Os emails de isca incluem detalhes pessoais sobre as vítimas, como seus nomes e empresa, e fingem ter sido escritos por um colega de trabalho que deseja ajuda para revisar um suposto arquivo PDF contendo uma apresentação de trabalho. O e-mail fornece um link que redireciona para uma página de destino hospedada na GetResponse, uma plataforma de marketing por e-mail. Na página, as vítimas são apresentadas a outro link para baixar o PDF falso que é o executável NimzaLoader.
A pesquisa inicial apontou que o NimzaLoader é uma variante de um carregador de malware anterior usado pelo grupo TA800, mas uma análise mais completa revelou que esse não é o caso. O NimzaLoader é uma cepa de malware distinta que exibe várias diferenças importantes quando comparado ao BazaLoader. As duas ameaças usam diferentes técnicas de ofuscação, diferentes métodos de descriptografia de string e algoritmos de hash separados. Outras características do NimzaLoader incluem o uso de JSON como parte das comunicações com os servidores Command-and-Control (C2, C&C) e que não possui um algoritmo de geração de domínio.
Uma vez implantado no computador visado, o NimzaLoader pode ser instruído a executar o powershell.exe e injetar o shellcode nos processos.
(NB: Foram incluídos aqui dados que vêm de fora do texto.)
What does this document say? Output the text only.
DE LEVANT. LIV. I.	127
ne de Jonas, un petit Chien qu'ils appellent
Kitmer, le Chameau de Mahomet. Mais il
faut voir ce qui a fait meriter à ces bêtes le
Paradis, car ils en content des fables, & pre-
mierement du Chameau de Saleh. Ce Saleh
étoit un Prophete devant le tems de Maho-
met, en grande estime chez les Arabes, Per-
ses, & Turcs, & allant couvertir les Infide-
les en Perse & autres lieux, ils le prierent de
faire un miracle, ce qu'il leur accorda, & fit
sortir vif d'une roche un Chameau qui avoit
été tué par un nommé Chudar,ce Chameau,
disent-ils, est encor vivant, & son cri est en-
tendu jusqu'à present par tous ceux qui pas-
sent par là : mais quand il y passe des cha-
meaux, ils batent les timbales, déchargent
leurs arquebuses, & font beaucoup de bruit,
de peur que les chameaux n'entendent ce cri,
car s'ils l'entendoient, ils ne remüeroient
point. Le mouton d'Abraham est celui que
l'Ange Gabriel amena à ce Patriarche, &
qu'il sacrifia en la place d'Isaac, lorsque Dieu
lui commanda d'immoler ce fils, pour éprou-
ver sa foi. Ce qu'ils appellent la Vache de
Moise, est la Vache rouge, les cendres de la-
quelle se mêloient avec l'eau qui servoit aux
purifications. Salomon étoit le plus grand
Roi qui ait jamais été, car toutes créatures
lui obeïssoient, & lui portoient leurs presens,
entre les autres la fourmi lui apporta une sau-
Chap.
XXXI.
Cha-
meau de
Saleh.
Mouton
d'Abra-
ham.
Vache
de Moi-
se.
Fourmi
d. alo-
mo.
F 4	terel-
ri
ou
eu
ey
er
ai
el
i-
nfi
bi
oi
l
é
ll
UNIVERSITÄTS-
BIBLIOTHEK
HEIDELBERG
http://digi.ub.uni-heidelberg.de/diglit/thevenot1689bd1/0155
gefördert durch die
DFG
Os pesquisadores da Infosec não foram capazes de determinar as cargas entregues aos dispositivos infectados, mas certas evidências apontam para que seja o poderoso malware Cobalt Strike. O malware também vem com uma data de expiração na forma de um carimbo de data/hora integrado, após a qual o NimzaLoader não será executado.
O Malware NimzaLoader reforça a tendência entre os cibercriminosos de procurar linguagens de programação obscuras e menos populares para suas criações ameaçadoras. O NimzaLoader foi escrito na linguagem de programação Nim, que também foi usada para o desenvolvimento de uma ferramenta de carregamento pelo agente de ameaça Zebrocy recentemente. Fazer isso tem seus benefícios para os invasores, pois torna a detecção das ameaças mais difícil, ao mesmo tempo que aumenta a dificuldade de qualquer tentativa da comunidade de segurança cibernética de fazer engenharia reversa delas.